Lai noted that things got much harder when Xi Jinping was promoted to dictator for life. Lai expects the Chinese government to continue tightening the screws on Hong Kong. “It is a cold war. It’s a war of opposing values. Let’s look at the world twenty years from now. Do we want our children to live in the dominance of the Chinese dictatorship values, or do we want to continue the values we have enjoyed? Because definitely, in twenty years, China is going to be the biggest economy in the world if we don’t stop them and try to let them learn that the authority to earn from moral force is a much greater force than you earn from using the barrel of gun.”35
The regime is also abusing the rights of people within the borders of China. Pompeo has called out the Communist Party for the more than 1 million Uighurs, Muslim Chinese citizens, locked up in internment camps in the Xinjiang region: “There are also enormous humanitarian concerns we’ve seen, as they continue to collect information and use it in ways that are antithetical to what you and I understand about how human beings are to be treated.… These million Uighurs… are in these terrible situations in these camps in one of the provinces.… The complete absence of political freedom inside of this country is something that the American people need to continue to see.… They are not allowing these people to move freely.” The regime has spent decades repressing another religious minority, the Buddhists in Tibet.36
Many in Congress have introduced legislation to try to hold China accountable.

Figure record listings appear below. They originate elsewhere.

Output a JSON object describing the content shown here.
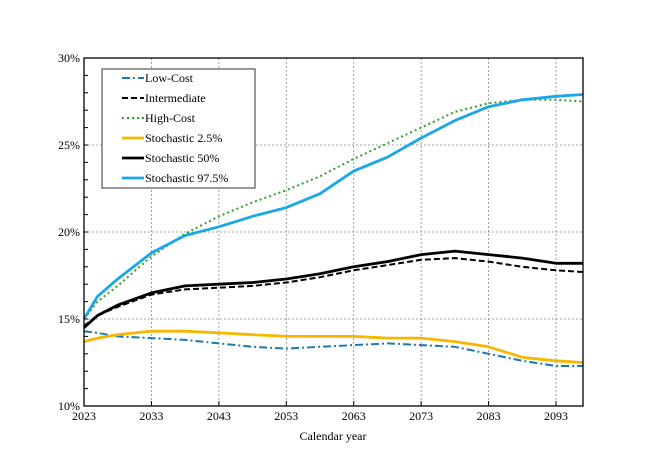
{
  "chart_data": {
    "type": "line",
    "title": "",
    "xlabel": "Calendar year",
    "ylabel": "",
    "xlim": [
      2023,
      2097
    ],
    "ylim": [
      10,
      30
    ],
    "xticks": [
      "2023",
      "2033",
      "2043",
      "2053",
      "2063",
      "2073",
      "2083",
      "2093"
    ],
    "yticks": [
      "10%",
      "15%",
      "20%",
      "25%",
      "30%"
    ],
    "grid": true,
    "legend_position": "top-left",
    "x": [
      2023,
      2025,
      2028,
      2033,
      2038,
      2043,
      2048,
      2053,
      2058,
      2063,
      2068,
      2073,
      2078,
      2083,
      2088,
      2093,
      2097
    ],
    "series": [
      {
        "name": "Low-Cost",
        "color": "#1f77b4",
        "style": "dashdot",
        "values": [
          14.3,
          14.2,
          14.0,
          13.9,
          13.8,
          13.6,
          13.4,
          13.3,
          13.4,
          13.5,
          13.6,
          13.5,
          13.4,
          13.0,
          12.6,
          12.3,
          12.3
        ]
      },
      {
        "name": "Intermediate",
        "color": "#000000",
        "style": "dashed",
        "values": [
          14.6,
          15.2,
          15.7,
          16.4,
          16.7,
          16.8,
          16.9,
          17.1,
          17.4,
          17.8,
          18.1,
          18.4,
          18.5,
          18.3,
          18.0,
          17.8,
          17.7
        ]
      },
      {
        "name": "High-Cost",
        "color": "#2ca02c",
        "style": "dotted",
        "values": [
          15.0,
          16.0,
          16.9,
          18.6,
          19.9,
          20.9,
          21.7,
          22.4,
          23.2,
          24.2,
          25.1,
          26.0,
          26.9,
          27.4,
          27.6,
          27.6,
          27.5
        ]
      },
      {
        "name": "Stochastic 2.5%",
        "color": "#f5b800",
        "style": "solid",
        "values": [
          13.7,
          13.9,
          14.1,
          14.3,
          14.3,
          14.2,
          14.1,
          14.0,
          14.0,
          14.0,
          13.9,
          13.9,
          13.7,
          13.4,
          12.8,
          12.6,
          12.5
        ]
      },
      {
        "name": "Stochastic 50%",
        "color": "#000000",
        "style": "solid",
        "values": [
          14.5,
          15.2,
          15.8,
          16.5,
          16.9,
          17.0,
          17.1,
          17.3,
          17.6,
          18.0,
          18.3,
          18.7,
          18.9,
          18.7,
          18.5,
          18.2,
          18.2
        ]
      },
      {
        "name": "Stochastic 97.5%",
        "color": "#1aa7e8",
        "style": "solid",
        "values": [
          15.0,
          16.3,
          17.3,
          18.8,
          19.8,
          20.3,
          20.9,
          21.4,
          22.2,
          23.5,
          24.3,
          25.4,
          26.4,
          27.2,
          27.6,
          27.8,
          27.9
        ]
      }
    ]
  }
}
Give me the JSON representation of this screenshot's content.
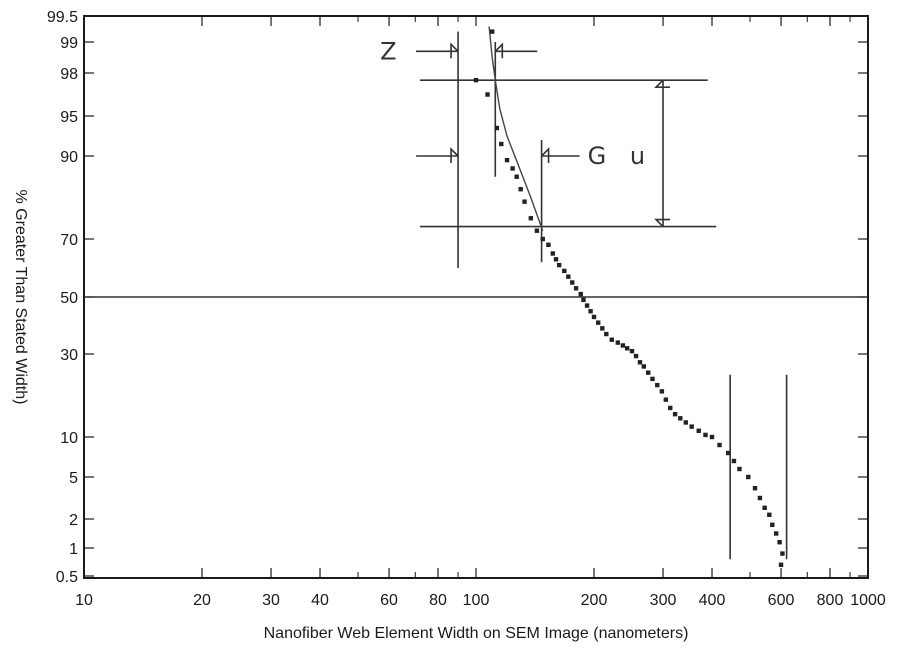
{
  "chart_data": {
    "type": "scatter",
    "title": "",
    "xlabel": "Nanofiber Web Element Width on SEM Image (nanometers)",
    "ylabel": "% Greater Than Stated Width)",
    "x_scale": "log",
    "y_scale": "probability",
    "xlim": [
      10,
      1000
    ],
    "ylim": [
      0.5,
      99.5
    ],
    "x_ticks": [
      10,
      20,
      30,
      40,
      60,
      80,
      100,
      200,
      300,
      400,
      600,
      800,
      1000
    ],
    "x_tick_labels": [
      "10",
      "20",
      "30",
      "40",
      "60",
      "80",
      "100",
      "200",
      "300",
      "400",
      "600",
      "800",
      "1000"
    ],
    "y_ticks": [
      0.5,
      1,
      2,
      5,
      10,
      30,
      50,
      70,
      90,
      95,
      98,
      99,
      99.5
    ],
    "y_tick_labels": [
      "0.5",
      "1",
      "2",
      "5",
      "10",
      "30",
      "50",
      "70",
      "90",
      "95",
      "98",
      "99",
      "99.5"
    ],
    "grid": false,
    "reference_line_y": 50,
    "points": [
      {
        "x": 110,
        "y": 99.2
      },
      {
        "x": 100,
        "y": 97.5
      },
      {
        "x": 107,
        "y": 96.5
      },
      {
        "x": 113,
        "y": 93.5
      },
      {
        "x": 116,
        "y": 91.5
      },
      {
        "x": 120,
        "y": 89
      },
      {
        "x": 124,
        "y": 87
      },
      {
        "x": 127,
        "y": 85
      },
      {
        "x": 130,
        "y": 82
      },
      {
        "x": 133,
        "y": 79
      },
      {
        "x": 138,
        "y": 75
      },
      {
        "x": 143,
        "y": 72
      },
      {
        "x": 148,
        "y": 70
      },
      {
        "x": 153,
        "y": 68
      },
      {
        "x": 157,
        "y": 65
      },
      {
        "x": 160,
        "y": 63
      },
      {
        "x": 163,
        "y": 61
      },
      {
        "x": 168,
        "y": 59
      },
      {
        "x": 172,
        "y": 57
      },
      {
        "x": 176,
        "y": 55
      },
      {
        "x": 180,
        "y": 53
      },
      {
        "x": 185,
        "y": 51
      },
      {
        "x": 188,
        "y": 49
      },
      {
        "x": 192,
        "y": 47
      },
      {
        "x": 196,
        "y": 45
      },
      {
        "x": 200,
        "y": 43
      },
      {
        "x": 205,
        "y": 41
      },
      {
        "x": 210,
        "y": 39
      },
      {
        "x": 215,
        "y": 37
      },
      {
        "x": 222,
        "y": 35
      },
      {
        "x": 230,
        "y": 34
      },
      {
        "x": 237,
        "y": 33
      },
      {
        "x": 243,
        "y": 32
      },
      {
        "x": 250,
        "y": 31
      },
      {
        "x": 256,
        "y": 29.5
      },
      {
        "x": 262,
        "y": 28
      },
      {
        "x": 268,
        "y": 27
      },
      {
        "x": 275,
        "y": 25.5
      },
      {
        "x": 282,
        "y": 24
      },
      {
        "x": 290,
        "y": 22.5
      },
      {
        "x": 298,
        "y": 21
      },
      {
        "x": 305,
        "y": 19
      },
      {
        "x": 313,
        "y": 17
      },
      {
        "x": 322,
        "y": 15.5
      },
      {
        "x": 332,
        "y": 14.5
      },
      {
        "x": 343,
        "y": 13.5
      },
      {
        "x": 355,
        "y": 12.5
      },
      {
        "x": 370,
        "y": 11.5
      },
      {
        "x": 385,
        "y": 10.5
      },
      {
        "x": 400,
        "y": 10
      },
      {
        "x": 418,
        "y": 9
      },
      {
        "x": 440,
        "y": 8
      },
      {
        "x": 455,
        "y": 7
      },
      {
        "x": 470,
        "y": 6
      },
      {
        "x": 495,
        "y": 5
      },
      {
        "x": 515,
        "y": 4.2
      },
      {
        "x": 530,
        "y": 3.5
      },
      {
        "x": 545,
        "y": 2.8
      },
      {
        "x": 560,
        "y": 2.3
      },
      {
        "x": 570,
        "y": 1.8
      },
      {
        "x": 583,
        "y": 1.5
      },
      {
        "x": 595,
        "y": 1.2
      },
      {
        "x": 605,
        "y": 0.9
      },
      {
        "x": 600,
        "y": 0.7
      }
    ],
    "fit_curve": [
      {
        "x": 108,
        "y": 99.3
      },
      {
        "x": 110,
        "y": 98.5
      },
      {
        "x": 112,
        "y": 97.5
      },
      {
        "x": 115,
        "y": 95.5
      },
      {
        "x": 120,
        "y": 92.5
      },
      {
        "x": 128,
        "y": 88
      },
      {
        "x": 138,
        "y": 80
      },
      {
        "x": 148,
        "y": 72
      }
    ],
    "annotations": {
      "labels": [
        "Z",
        "G",
        "u"
      ],
      "reference_lines": [
        {
          "orientation": "vertical",
          "x": 90,
          "y_from": 60,
          "y_to": 99.2
        },
        {
          "orientation": "vertical",
          "x": 112,
          "y_from": 85,
          "y_to": 99
        },
        {
          "orientation": "vertical",
          "x": 147,
          "y_from": 62,
          "y_to": 92
        },
        {
          "orientation": "horizontal",
          "y": 97.5,
          "x_from": 72,
          "x_to": 390
        },
        {
          "orientation": "horizontal",
          "y": 73,
          "x_from": 72,
          "x_to": 410
        },
        {
          "orientation": "vertical",
          "x": 445,
          "y_from": 0.8,
          "y_to": 25
        },
        {
          "orientation": "vertical",
          "x": 620,
          "y_from": 0.8,
          "y_to": 25
        }
      ]
    }
  }
}
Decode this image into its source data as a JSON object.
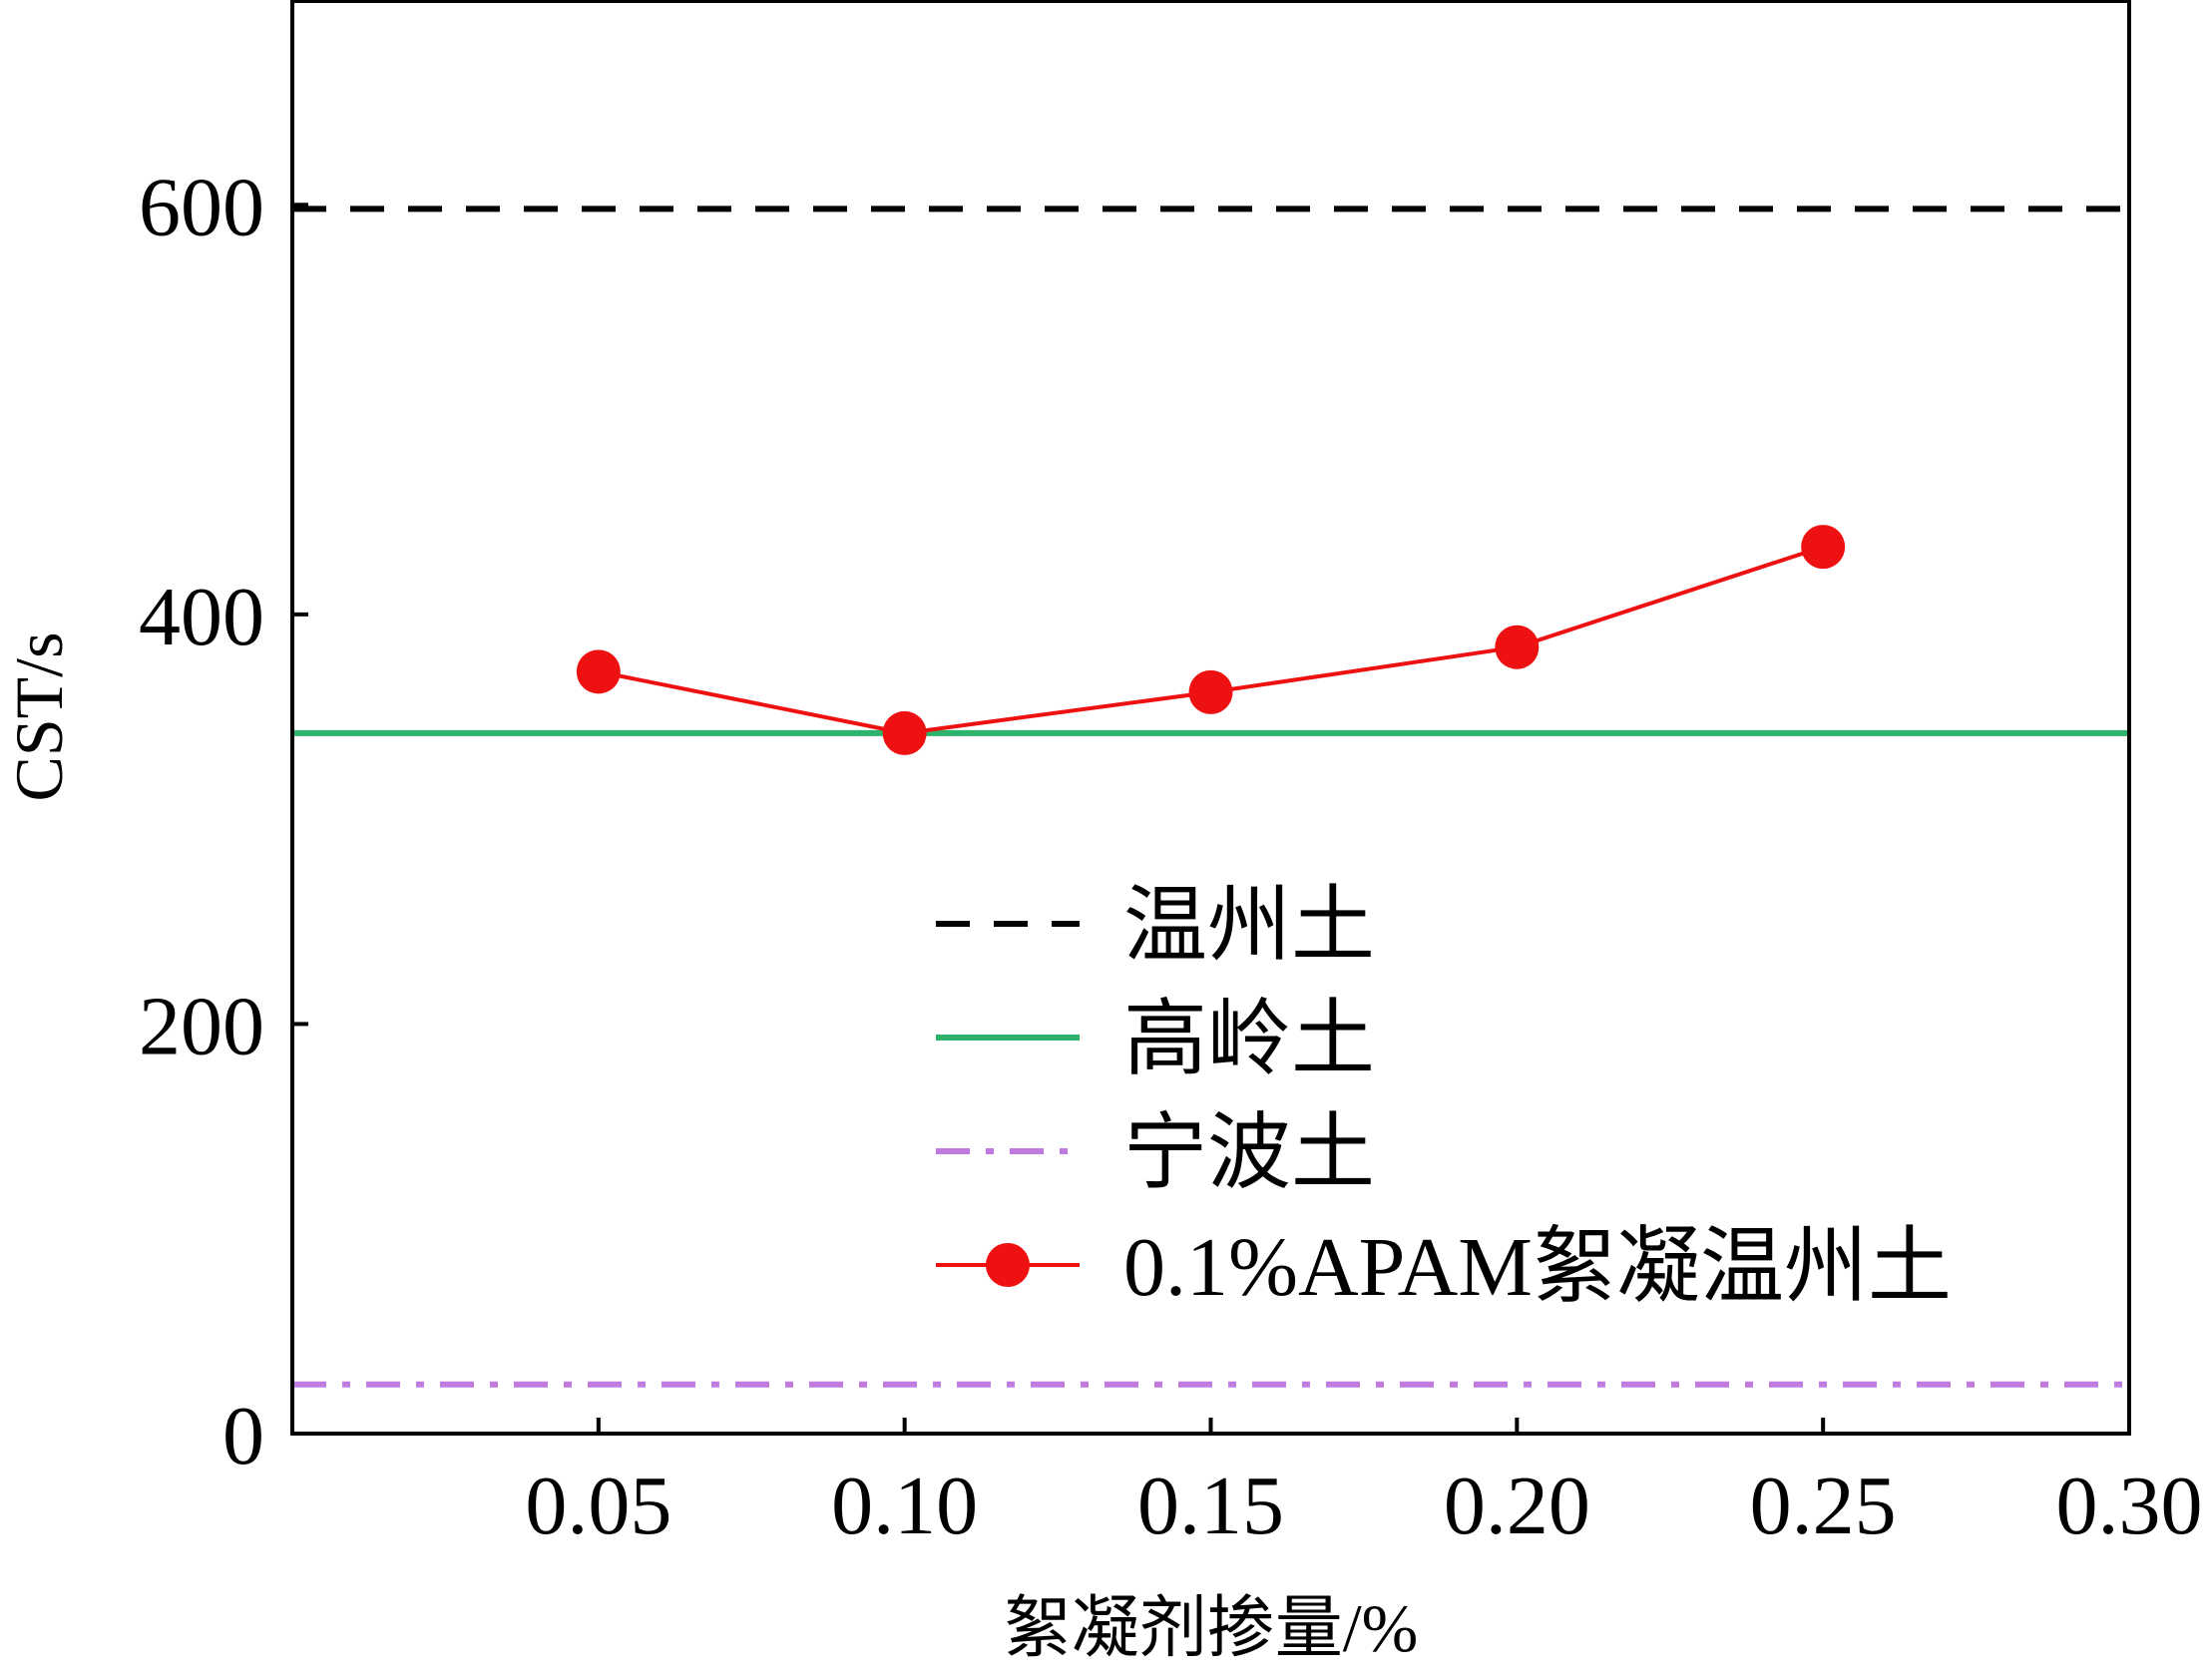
{
  "chart_data": {
    "type": "line",
    "xlabel": "絮凝剂掺量/%",
    "ylabel": "CST/s",
    "xlim": [
      0,
      0.3
    ],
    "ylim": [
      0,
      700
    ],
    "x_ticks": [
      0.05,
      0.1,
      0.15,
      0.2,
      0.25,
      0.3
    ],
    "x_tick_labels": [
      "0.05",
      "0.10",
      "0.15",
      "0.20",
      "0.25",
      "0.30"
    ],
    "y_ticks": [
      0,
      200,
      400,
      600
    ],
    "y_tick_labels": [
      "0",
      "200",
      "400",
      "600"
    ],
    "grid": false,
    "legend_position": "lower-center",
    "reference_lines": [
      {
        "name": "温州土",
        "y": 598,
        "color": "#000000",
        "style": "dashed"
      },
      {
        "name": "高岭土",
        "y": 342,
        "color": "#2db36b",
        "style": "solid"
      },
      {
        "name": "宁波土",
        "y": 24,
        "color": "#c07ae0",
        "style": "dashdot"
      }
    ],
    "series": [
      {
        "name": "0.1%APAM絮凝温州土",
        "color": "#ee1111",
        "x": [
          0.05,
          0.1,
          0.15,
          0.2,
          0.25
        ],
        "y": [
          372,
          342,
          362,
          384,
          433
        ]
      }
    ]
  }
}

Senator John Kennedy (R-La.) said on Sunday Morning Futures in July, “What the Chinese Communist Party has done to the Tibetans and the Uighurs is despicable. All the Tibetans and the Uighurs want to do is practice their religion. And the Communist Party of China says, ‘Your religion is the Communist Party of China’ ”37
Outside its borders, the regime is claiming for itself international waters of the South China Sea, seeking to dominate a sea lane which carries much of the world’s trade. According to retired U.S. Army General Jack Keane, “What you see going on in the South China Sea—harassment, intimidation, they want to call that piece of water theirs. They have no international right to it whatsoever, they planted some artificial islands, and now they claim that’s part of China.”38
Around the world, the Chinese Communist Party is also pursuing a more subtle campaign to exert influence and control by offering countries attractive financing and low-cost infrastructure. Representative Nunes told Maria that “they’re moving in… first with leverage, like loaning money, building infrastructure… And my warning to a lot of our allies in the countries that I meet with is, ‘Look, there’s nothing for free.’ ”39
Keane added of the Chinese communists, “They are building a deep water port in Pakistan. Why is that? For their navy to impose influence and control on India and the Indian Ocean. They have a navy base at Djibouti. Why is that? To impose influence and control in the Middle East, where 62 percent of their oil passes through the Gulf of Hormuz.… So yes, China’s influence is economic, to be sure, but it’s also becoming a global military power.”40
The administration has urged corporate America in particular to think beyond the prospect of selling to a billion people and instead focus on the the risks of working with a communist dictatorship. “The American business community has been a big part of the problem because they’re willing ultimately, many of them, to sacrifice the long-term viability of their companies for short-term profit so they can get their stock options and move into the golf resort. That’s what’s driving some of this. They’re not taking the long-term view and the national view,” Attorney General William Barr told Maria in an interview in May 2020.41
But for decades we have spoken to many CEOs and managers of global businesses who have looked to grow their businesses by selling to this huge emerging market with its vast population, climbing the economic ladder. One investor told us: “I’m not political. It’s not my role to call out good guys and bad guys. The growth is in China and that’s where I want to invest.”42
Upon hearing the comment, Barr responded, “Well, you know what? We’re not speaking German today because American business in the past didn’t think that way. It stood with the United States and all the privileges and the benefits and the stability. And the rule of law and the ability to profit as they do, both as companies and individuals, comes from the strength of this country. But we are clearly cracking down on researchers and others that are sent over here to get involved in our key technological programs. And this is not just weapons systems.” Barr told us the theft is happening across the U.S. innovation landscape. “This is agriculture. This is medicine. This is robotics. This is artificial intelligence. And so it’s the whole gamut of important technologies going forward. Chinese efforts run the gamut from more traditional espionage of recruiting people to work for them explicitly to cultivating relationships that they’ve been able to use. And the people frequently are not completely attuned to the fact that they are being used as essentially stooges for the Chinese. So it runs the gamut of things. And sometimes some of these high-sounding programs are used to the advantage of the Chinese. So the American business community—we need their understanding of the nature of the problem right now.”43
An operator of a giant U.S. hedge fund who does business in China tells us that “there are not laws in the same way in China. In other words, who knows what it is? It’s like: You do what you get away with and you can’t do what you can’t get away with.”